What’s hot (and what's not) about 69?
Written for GFH by Luna Matatas
69 is a sex position where you are head to toe with your partner, usually giving oral and manual stimulation to genitals and/or anuses simultaneously. Sounds hot, right? It absolutely can be, but it can also be uncomfortable and distracting for some people.
So, what makes 69ing hot?
- Some people love 69ing because there’s an opportunity to give and receive pleasure, especially oral pleasureat the same time—and this dual stimulation can feel incredible (or, for some it can feel overwhelming).
- The 69 positions allow for a lot of skin to skin contact, and this can increase feelings of sensuality, intimacy, and relaxation.
- It’s a great way to mix up oral sex from the usual go-to positions.
- There’s a lot of sensation in 69, some people enjoy feeling overwhelmed by their partner’s bodies, scent, and juices.
- Orgasming in 69 can be really intense for both people because of all the stimulation throughout the body during and after an orgasm.
- 69 can be a fulfillment of an erotic fantasy or a part of a roleplay that involves an erotic power exchange.
What makes 69 not-so-hot?
- 69 is a lot of stimulation at once from giving and receiving oral—this can make some people feel overwhelmed and steal from their ability to sink into sensations of pleasure.
- It can be distracting to give and receive pleasure at the same time, especially if you aren’t super comfortable receiving oral in the first place or if you worry about your own skills in giving oral—it’s easy to get stuck in your head during 69. It can also be harder to orgasm for some folks in this position due to the need to focus on only one thing at a time in order to climax.
- Body insecurities can come up during 69. The person on top might worry about their weight on the partner who is on the bottom, and this can be distracting from the sensations happening. Society has also taught us a lot of shame around the taste, scent and feel of genitals, especially vulvas—so for some people having their vulva smushed on someone’s face can bring up feelings of body shame.
- If you are different heights and body shapes, 69 can make it hard to reach each other’s genitals with your mouths at the same time. Some people also find it’s hard to communicate in this position because you’re far away from your partner’s face.
- It can feel too intense to be on the bottom and not have much control of the depth of a partner’s penis in your mouth (and some can find that an exciting feeling, too). If this is the case, try being on top or side-by-side instead, asking your partner to not rock their hips, so you have more control over the depth of penetration.
How can 69ing be hotter?
- It still counts as 69 if you aren’t doing things simultaneously! Try using your hand if your partner’s genitals aren’t in reach or your mouth is tired. You can also alternate by being an active giver and an active receiver, especially if this makes it easier to orgasm.
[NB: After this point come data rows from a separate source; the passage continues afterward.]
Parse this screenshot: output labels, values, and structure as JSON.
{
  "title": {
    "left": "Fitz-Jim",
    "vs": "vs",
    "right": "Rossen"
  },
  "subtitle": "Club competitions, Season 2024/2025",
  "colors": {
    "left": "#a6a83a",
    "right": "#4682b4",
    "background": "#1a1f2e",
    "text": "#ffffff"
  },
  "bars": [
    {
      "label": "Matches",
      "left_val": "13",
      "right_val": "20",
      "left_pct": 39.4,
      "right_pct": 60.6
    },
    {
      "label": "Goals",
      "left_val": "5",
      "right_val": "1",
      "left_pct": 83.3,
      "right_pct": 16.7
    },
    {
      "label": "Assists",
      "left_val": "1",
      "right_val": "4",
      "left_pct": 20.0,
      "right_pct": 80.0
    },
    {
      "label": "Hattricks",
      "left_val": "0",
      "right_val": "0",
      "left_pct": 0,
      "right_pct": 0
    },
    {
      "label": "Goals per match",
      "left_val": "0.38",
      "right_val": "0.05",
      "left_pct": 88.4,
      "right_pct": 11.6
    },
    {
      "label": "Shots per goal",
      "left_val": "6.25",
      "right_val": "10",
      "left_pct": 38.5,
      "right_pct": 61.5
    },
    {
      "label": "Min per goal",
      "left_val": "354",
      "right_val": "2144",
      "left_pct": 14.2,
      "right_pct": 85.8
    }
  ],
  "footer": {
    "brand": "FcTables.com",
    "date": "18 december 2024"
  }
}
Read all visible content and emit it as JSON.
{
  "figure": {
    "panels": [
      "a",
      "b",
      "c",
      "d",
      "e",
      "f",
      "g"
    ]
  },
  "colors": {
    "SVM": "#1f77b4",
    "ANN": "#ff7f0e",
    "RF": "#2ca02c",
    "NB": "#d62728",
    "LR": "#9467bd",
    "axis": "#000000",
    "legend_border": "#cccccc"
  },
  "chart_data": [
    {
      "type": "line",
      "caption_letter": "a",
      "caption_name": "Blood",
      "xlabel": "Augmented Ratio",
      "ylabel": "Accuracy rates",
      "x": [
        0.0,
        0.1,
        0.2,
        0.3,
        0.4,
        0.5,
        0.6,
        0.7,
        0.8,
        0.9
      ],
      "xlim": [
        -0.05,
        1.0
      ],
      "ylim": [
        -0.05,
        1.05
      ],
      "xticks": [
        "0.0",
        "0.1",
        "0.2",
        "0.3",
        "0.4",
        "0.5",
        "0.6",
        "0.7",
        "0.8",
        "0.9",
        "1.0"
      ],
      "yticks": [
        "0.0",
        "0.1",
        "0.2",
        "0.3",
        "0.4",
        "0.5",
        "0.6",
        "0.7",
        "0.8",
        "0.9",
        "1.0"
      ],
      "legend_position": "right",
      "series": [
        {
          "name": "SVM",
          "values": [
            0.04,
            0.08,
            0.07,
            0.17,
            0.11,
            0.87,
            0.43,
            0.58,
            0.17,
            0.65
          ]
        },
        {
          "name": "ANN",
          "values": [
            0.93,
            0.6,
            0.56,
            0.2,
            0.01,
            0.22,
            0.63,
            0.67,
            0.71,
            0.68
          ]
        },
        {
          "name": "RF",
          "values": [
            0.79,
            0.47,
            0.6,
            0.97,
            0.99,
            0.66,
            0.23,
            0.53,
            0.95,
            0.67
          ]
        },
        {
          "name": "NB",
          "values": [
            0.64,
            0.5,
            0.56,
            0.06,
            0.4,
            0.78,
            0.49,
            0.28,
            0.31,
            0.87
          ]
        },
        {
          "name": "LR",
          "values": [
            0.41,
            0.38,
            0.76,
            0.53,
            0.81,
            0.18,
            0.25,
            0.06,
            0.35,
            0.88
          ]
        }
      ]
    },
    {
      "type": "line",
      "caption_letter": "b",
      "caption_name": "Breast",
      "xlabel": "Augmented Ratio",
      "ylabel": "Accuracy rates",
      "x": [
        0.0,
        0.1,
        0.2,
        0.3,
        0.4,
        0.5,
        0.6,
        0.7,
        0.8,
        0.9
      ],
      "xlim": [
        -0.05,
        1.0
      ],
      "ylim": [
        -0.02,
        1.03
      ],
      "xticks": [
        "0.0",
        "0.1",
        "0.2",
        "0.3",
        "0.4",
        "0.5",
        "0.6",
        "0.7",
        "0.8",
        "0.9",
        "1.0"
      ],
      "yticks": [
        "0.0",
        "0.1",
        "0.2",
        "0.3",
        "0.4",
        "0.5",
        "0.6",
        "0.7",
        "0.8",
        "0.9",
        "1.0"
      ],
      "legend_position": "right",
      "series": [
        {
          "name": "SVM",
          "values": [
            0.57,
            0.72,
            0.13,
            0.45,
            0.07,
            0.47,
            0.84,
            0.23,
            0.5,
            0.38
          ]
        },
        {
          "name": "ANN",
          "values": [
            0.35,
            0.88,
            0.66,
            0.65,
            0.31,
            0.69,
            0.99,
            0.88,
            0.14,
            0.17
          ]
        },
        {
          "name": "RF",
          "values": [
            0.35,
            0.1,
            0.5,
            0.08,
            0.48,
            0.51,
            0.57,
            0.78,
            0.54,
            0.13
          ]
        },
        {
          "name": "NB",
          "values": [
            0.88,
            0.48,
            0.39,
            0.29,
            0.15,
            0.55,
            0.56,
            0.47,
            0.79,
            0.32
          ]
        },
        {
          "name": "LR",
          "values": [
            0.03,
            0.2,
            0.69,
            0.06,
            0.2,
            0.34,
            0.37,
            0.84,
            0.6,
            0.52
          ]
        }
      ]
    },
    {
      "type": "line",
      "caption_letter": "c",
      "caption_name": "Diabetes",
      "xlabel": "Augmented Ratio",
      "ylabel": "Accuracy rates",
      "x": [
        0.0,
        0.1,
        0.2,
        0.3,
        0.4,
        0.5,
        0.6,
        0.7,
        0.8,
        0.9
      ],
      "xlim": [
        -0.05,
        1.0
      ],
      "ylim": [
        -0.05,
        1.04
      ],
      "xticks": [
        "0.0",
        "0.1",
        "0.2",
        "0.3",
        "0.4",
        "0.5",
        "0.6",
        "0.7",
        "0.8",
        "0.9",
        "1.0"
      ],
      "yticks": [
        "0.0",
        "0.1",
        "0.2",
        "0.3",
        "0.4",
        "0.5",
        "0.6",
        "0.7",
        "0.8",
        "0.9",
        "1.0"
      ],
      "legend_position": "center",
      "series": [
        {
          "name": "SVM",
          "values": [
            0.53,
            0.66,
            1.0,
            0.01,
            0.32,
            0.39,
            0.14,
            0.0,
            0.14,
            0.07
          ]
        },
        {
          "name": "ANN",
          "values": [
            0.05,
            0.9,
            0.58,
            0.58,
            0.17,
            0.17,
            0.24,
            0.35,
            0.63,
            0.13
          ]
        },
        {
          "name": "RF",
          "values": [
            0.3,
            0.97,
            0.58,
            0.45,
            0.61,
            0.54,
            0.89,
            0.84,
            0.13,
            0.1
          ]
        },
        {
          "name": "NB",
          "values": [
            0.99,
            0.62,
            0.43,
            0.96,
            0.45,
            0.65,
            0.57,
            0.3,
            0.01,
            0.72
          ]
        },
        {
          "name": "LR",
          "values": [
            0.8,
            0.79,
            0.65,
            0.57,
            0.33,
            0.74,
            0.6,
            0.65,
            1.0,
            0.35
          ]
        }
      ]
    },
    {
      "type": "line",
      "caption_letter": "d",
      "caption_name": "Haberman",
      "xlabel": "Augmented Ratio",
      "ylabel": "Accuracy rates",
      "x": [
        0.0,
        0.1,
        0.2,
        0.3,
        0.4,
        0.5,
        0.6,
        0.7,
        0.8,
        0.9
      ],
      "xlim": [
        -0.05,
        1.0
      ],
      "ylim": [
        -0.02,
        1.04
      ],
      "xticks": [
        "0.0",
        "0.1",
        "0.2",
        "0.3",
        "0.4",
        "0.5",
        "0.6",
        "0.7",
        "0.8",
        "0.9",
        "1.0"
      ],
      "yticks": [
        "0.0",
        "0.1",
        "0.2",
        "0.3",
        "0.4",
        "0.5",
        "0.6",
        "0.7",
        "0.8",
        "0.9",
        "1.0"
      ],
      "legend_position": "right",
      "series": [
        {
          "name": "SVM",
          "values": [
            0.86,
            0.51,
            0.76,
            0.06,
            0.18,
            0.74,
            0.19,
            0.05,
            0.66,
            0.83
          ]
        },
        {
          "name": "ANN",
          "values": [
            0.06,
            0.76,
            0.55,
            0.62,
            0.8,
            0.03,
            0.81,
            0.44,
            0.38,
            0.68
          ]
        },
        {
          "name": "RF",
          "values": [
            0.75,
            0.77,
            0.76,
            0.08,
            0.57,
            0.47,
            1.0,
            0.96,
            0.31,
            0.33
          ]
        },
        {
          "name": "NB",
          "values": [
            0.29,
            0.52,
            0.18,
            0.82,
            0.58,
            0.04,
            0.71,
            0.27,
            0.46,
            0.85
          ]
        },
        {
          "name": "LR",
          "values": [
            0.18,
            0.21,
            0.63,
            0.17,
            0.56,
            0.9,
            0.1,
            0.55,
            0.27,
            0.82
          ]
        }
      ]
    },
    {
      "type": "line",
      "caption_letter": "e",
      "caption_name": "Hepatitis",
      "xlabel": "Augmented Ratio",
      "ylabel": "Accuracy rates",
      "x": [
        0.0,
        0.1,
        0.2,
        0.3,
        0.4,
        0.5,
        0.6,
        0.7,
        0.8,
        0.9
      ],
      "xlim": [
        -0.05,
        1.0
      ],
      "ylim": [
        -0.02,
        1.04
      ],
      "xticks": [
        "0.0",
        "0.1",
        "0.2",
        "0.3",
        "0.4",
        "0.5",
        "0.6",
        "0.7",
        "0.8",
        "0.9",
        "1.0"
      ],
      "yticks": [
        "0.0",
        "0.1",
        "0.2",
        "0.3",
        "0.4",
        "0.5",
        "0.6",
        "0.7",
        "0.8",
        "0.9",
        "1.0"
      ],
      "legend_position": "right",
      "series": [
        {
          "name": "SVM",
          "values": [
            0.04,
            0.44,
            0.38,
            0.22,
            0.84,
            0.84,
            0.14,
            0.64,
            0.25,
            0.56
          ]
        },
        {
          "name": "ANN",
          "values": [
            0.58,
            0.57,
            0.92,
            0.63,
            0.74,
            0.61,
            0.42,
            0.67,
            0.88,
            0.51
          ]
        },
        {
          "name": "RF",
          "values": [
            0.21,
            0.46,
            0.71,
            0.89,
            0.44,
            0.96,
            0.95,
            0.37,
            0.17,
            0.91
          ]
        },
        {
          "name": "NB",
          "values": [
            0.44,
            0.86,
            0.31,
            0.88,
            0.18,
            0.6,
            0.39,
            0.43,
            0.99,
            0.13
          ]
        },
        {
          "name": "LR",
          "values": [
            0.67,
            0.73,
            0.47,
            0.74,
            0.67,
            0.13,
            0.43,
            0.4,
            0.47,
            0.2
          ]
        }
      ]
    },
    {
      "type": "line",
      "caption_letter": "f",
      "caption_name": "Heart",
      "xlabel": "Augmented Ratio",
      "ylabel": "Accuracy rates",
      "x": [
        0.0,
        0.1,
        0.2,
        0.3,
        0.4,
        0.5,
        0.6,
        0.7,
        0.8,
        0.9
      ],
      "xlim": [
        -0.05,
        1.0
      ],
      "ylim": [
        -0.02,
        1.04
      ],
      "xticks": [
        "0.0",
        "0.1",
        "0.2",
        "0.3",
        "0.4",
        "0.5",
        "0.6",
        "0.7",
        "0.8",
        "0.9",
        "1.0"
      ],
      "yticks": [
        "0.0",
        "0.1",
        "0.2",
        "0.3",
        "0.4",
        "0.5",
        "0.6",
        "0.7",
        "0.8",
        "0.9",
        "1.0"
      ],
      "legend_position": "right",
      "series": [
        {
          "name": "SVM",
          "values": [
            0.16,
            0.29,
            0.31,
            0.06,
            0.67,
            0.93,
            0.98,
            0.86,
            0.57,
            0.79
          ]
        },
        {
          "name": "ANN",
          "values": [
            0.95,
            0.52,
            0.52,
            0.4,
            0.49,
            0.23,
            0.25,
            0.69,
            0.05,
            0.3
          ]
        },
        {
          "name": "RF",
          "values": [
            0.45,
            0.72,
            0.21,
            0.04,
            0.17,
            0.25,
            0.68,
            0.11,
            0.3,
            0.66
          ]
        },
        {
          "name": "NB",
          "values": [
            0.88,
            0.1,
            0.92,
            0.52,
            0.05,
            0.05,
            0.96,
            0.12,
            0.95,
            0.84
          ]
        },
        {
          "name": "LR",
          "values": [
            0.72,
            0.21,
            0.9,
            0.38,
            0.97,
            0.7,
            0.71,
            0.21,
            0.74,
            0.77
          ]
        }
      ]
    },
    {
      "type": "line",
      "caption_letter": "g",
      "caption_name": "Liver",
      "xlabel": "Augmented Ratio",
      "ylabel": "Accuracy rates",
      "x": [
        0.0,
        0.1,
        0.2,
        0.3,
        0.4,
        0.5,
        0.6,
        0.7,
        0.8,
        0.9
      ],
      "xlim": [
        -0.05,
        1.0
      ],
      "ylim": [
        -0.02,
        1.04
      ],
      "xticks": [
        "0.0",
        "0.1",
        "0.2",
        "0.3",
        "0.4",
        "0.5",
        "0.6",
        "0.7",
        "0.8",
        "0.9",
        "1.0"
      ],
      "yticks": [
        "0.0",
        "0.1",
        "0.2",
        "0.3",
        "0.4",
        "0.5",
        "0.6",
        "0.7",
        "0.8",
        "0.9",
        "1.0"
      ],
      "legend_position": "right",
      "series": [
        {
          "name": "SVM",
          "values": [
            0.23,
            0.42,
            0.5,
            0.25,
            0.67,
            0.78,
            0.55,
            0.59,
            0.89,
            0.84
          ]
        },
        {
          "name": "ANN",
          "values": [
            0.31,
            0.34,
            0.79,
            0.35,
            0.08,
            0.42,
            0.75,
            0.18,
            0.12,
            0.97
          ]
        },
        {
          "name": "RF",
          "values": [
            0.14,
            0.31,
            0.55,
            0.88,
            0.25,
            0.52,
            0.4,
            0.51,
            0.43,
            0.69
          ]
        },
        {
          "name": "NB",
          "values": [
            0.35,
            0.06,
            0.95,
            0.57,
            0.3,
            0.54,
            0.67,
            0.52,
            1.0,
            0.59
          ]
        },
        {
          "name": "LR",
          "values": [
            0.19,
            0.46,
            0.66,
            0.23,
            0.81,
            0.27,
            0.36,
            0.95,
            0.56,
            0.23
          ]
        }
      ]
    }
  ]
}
- Body weight or size don’t have to determine who is on top and who is on the bottom. Try putting a pillow under the bottom person’s head and/or pelvis to raise their body closer to the person on top. Tune into non-verbal ways of communicating; like listening to your partner’s breathing or moans, watching their toes curl, feeling them grind their pelvis, or interpreting their grip on your body with your hands. You can also establish ways of non-verbal communication beforehand—like tapping on their thighs or squeezing a noise maker.
- Try having one person lie on their back on the bed with their head hanging off the edge and the other person standing and leaning forward and reaching for the genitals of the person on the bottom. From this position, the bottom person can eventually slide onto the bed and the top person can readjust so they can use their hands and mouth.
- Try side-by-side 69 where there is no weight on the other; you can even relax your head on your partner’s thigh.
Tips for using sex toys during 69:
- You can try butt plugs to engage anal pleasure.
- Remote controlled/bluetooth toys add an extra element of control and hands-free pleasure, like prostate massagers.
- Holding a vibrator against your partner's clitoris, or on their perineum can be a lot of fun.
- Using dildos or internal vibrators can provide a kind of penetrative pleasure that fingers or tongues can’t give in 69.
- Cock rings are great for helping to strengthen and maintain erections, which is great for people who might not be erect during 69 and other positions where they are on their back.
- Hold toys against your partner with your hand or use them when you’re taking breaks with your mouth to mix up the pleasure sensations.
- Remember to use lube with or without toys, spit isn’t enough to keep the optimal textures that benefit our genitals for pleasure. Use flavoured lube if you want to add to your partner’s taste.
Orgasm doesn’t have to be the ultimate endgoal of sex, and 69ing is no exception, so taking the pressure off of it allows 69 to also be a position for fun, intimacy, playfulness, relaxation, and pleasure! It might be a position that you warm up in and move to another position. At the end of the day, just be safe, and have fun with it.